The Observation Window After Agent Policy Changes
TL;DR
Shipping a policy change is not the end of the work.
After the change lands, keep the system in an observation window:
- tighter logging,
- narrower authority,
- explicit review of real behavior,
- easier rollback.
This catches slow or indirect regressions that may not appear immediately.
Context
Some of the most damaging policy changes do not fail on first contact.
They fail after:
- the model sees more varied contexts,
- operators start trusting the new behavior too much,
- edge cases appear,
- hidden interactions with tools or approvals surface.
That makes post-change observation important. Release discipline is not only about gating entry. It is also about watching the period right after entry, when reality starts applying pressure.
Key Points
1) Immediate pass does not mean stable pass
A system can look fine in initial review and still degrade later under broader context.

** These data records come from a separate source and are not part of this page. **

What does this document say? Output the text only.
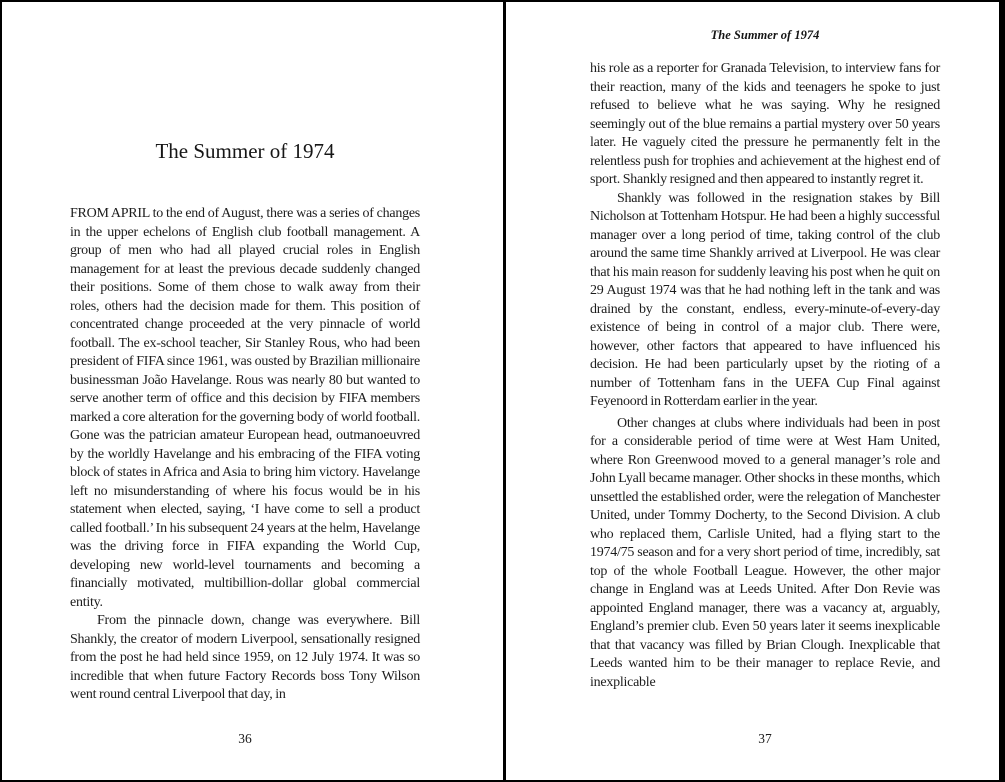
The Summer of 1974

FROM APRIL to the end of August, there was a series of changes in the upper echelons of English club football management. A group of men who had all played crucial roles in English management for at least the previous decade suddenly changed their positions. Some of them chose to walk away from their roles, others had the decision made for them. This position of concentrated change proceeded at the very pinnacle of world football. The ex-school teacher, Sir Stanley Rous, who had been president of FIFA since 1961, was ousted by Brazilian millionaire businessman João Havelange. Rous was nearly 80 but wanted to serve another term of office and this decision by FIFA members marked a core alteration for the governing body of world football. Gone was the patrician amateur European head, outmanoeuvred by the worldly Havelange and his embracing of the FIFA voting block of states in Africa and Asia to bring him victory. Havelange left no misunderstanding of where his focus would be in his statement when elected, saying, ‘I have come to sell a product called football.’ In his subsequent 24 years at the helm, Havelange was the driving force in FIFA expanding the World Cup, developing new world-level tournaments and becoming a financially motivated, multibillion-dollar global commercial entity.

From the pinnacle down, change was everywhere. Bill Shankly, the creator of modern Liverpool, sensationally resigned from the post he had held since 1959, on 12 July 1974. It was so incredible that when future Factory Records boss Tony Wilson went round central Liverpool that day, in

36
The Summer of 1974

his role as a reporter for Granada Television, to interview fans for their reaction, many of the kids and teenagers he spoke to just refused to believe what he was saying. Why he resigned seemingly out of the blue remains a partial mystery over 50 years later. He vaguely cited the pressure he permanently felt in the relentless push for trophies and achievement at the highest end of sport. Shankly resigned and then appeared to instantly regret it.

Shankly was followed in the resignation stakes by Bill Nicholson at Tottenham Hotspur. He had been a highly successful manager over a long period of time, taking control of the club around the same time Shankly arrived at Liverpool. He was clear that his main reason for suddenly leaving his post when he quit on 29 August 1974 was that he had nothing left in the tank and was drained by the constant, endless, every-minute-of-every-day existence of being in control of a major club. There were, however, other factors that appeared to have influenced his decision. He had been particularly upset by the rioting of a number of Tottenham fans in the UEFA Cup Final against Feyenoord in Rotterdam earlier in the year.

Other changes at clubs where individuals had been in post for a considerable period of time were at West Ham United, where Ron Greenwood moved to a general manager’s role and John Lyall became manager. Other shocks in these months, which unsettled the established order, were the relegation of Manchester United, under Tommy Docherty, to the Second Division. A club who replaced them, Carlisle United, had a flying start to the 1974/75 season and for a very short period of time, incredibly, sat top of the whole Football League. However, the other major change in England was at Leeds United. After Don Revie was appointed England manager, there was a vacancy at, arguably, England’s premier club. Even 50 years later it seems inexplicable that that vacancy was filled by Brian Clough. Inexplicable that Leeds wanted him to be their manager to replace Revie, and inexplicable

37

2) Observation windows should be explicit
Define:
- how long the window lasts,
- what signals are watched,
- what authority remains constrained,
- what conditions close the window.
3) Policy changes deserve closer watch than cosmetic changes
If the update changes:
- allowed actions,
- escalation logic,
- approval thresholds,
- interpretation of user intent,
then you are watching behavior, not just style.

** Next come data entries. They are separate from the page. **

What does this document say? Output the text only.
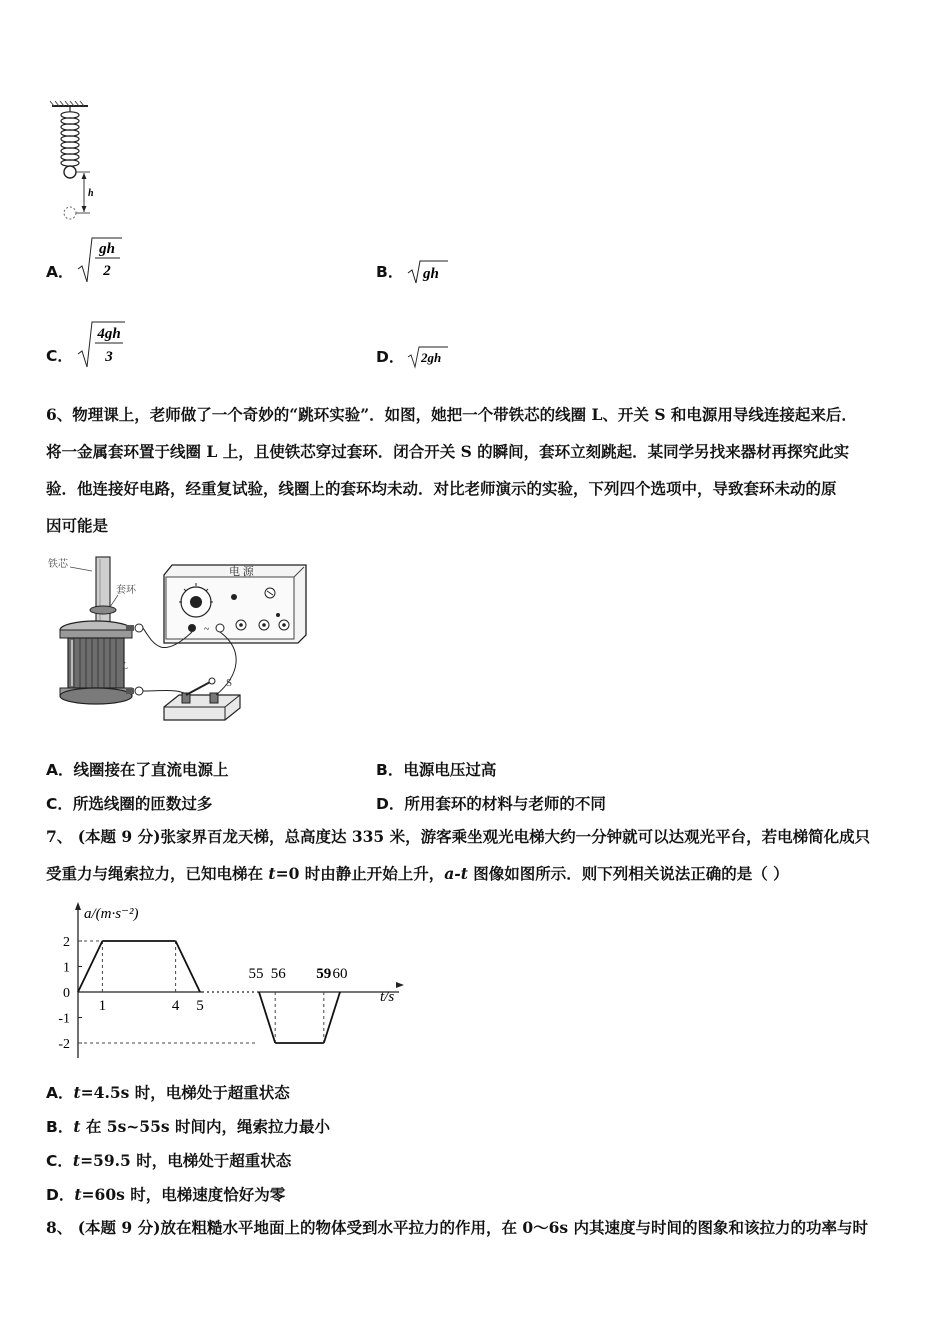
h
A．
gh
2	B． gh
C．
4gh
3	D． 2gh
6、物理课上，老师做了一个奇妙的“跳环实验”．如图，她把一个带铁芯的线圈 L、开关 S 和电源用导线连接起来后．
将一金属套环置于线圈 L 上，且使铁芯穿过套环．闭合开关 S 的瞬间，套环立刻跳起．某同学另找来器材再探究此实
验．他连接好电路，经重复试验，线圈上的套环均未动．对比老师演示的实验，下列四个选项中，导致套环未动的原
因可能是
~
铁芯
套环
电 源
L
S
A．线圈接在了直流电源上	B．电源电压过高
C．所选线圈的匝数过多	D．所用套环的材料与老师的不同
7、 (本题 9 分)张家界百龙天梯，总高度达 335 米，游客乘坐观光电梯大约一分钟就可以达观光平台，若电梯简化成只
受重力与绳索拉力，已知电梯在 t=0 时由静止开始上升，a-t 图像如图所示．则下列相关说法正确的是（ ）
a/(m·s⁻²)
t/s
2
1
0
-1
-2
1	4 5
55 56 59 60
A．t=4.5s 时，电梯处于超重状态
B．t 在 5s~55s 时间内，绳索拉力最小
C．t=59.5 时，电梯处于超重状态
D．t=60s 时，电梯速度恰好为零
8、 (本题 9 分)放在粗糙水平地面上的物体受到水平拉力的作用，在 0～6s 内其速度与时间的图象和该拉力的功率与时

4) Human observations still matter here
As with readback review, some post-change issues show up first as:
- odd confidence,
- workflow confusion,
- awkward escalation behavior,
- unexpected broadness.
5) The window should end with a decision
At the end, choose:
- widen,
- keep constrained,
- revise,
- rollback.
Otherwise observation becomes passive logging.
Steps / Code
Observation window template
window:
duration: "72h"
constraints:
- limited_scope
- elevated_logging
monitor:
- policy_decisions
- escalations
- failed_actions
- reviewer_flags
close_with:
- widen
- revise
- rollback
Trade-offs
Costs
- Longer period before full confidence.
- More monitoring work after release.
- Slightly slower path to broad enablement.
Benefits
- Better detection of slow regressions.
- Safer expansion after policy changes.
- More grounded trust in new behavior.
- Stronger post-release governance.
References
- Google SRE Workbook, Canarying Releases: https://sre.google/workbook/canarying-releases/
- NIST, Artificial Intelligence Risk Management Framework: Generative Artificial Intelligence Profile: https://doi.org/10.6028/NIST.AI.600-1
Final Take
The first day after a policy change is not proof. It is the start of the real test.
Give the change an observation window.
Changelog
- 2026-04-25: Initial publish on observation windows after agent policy changes.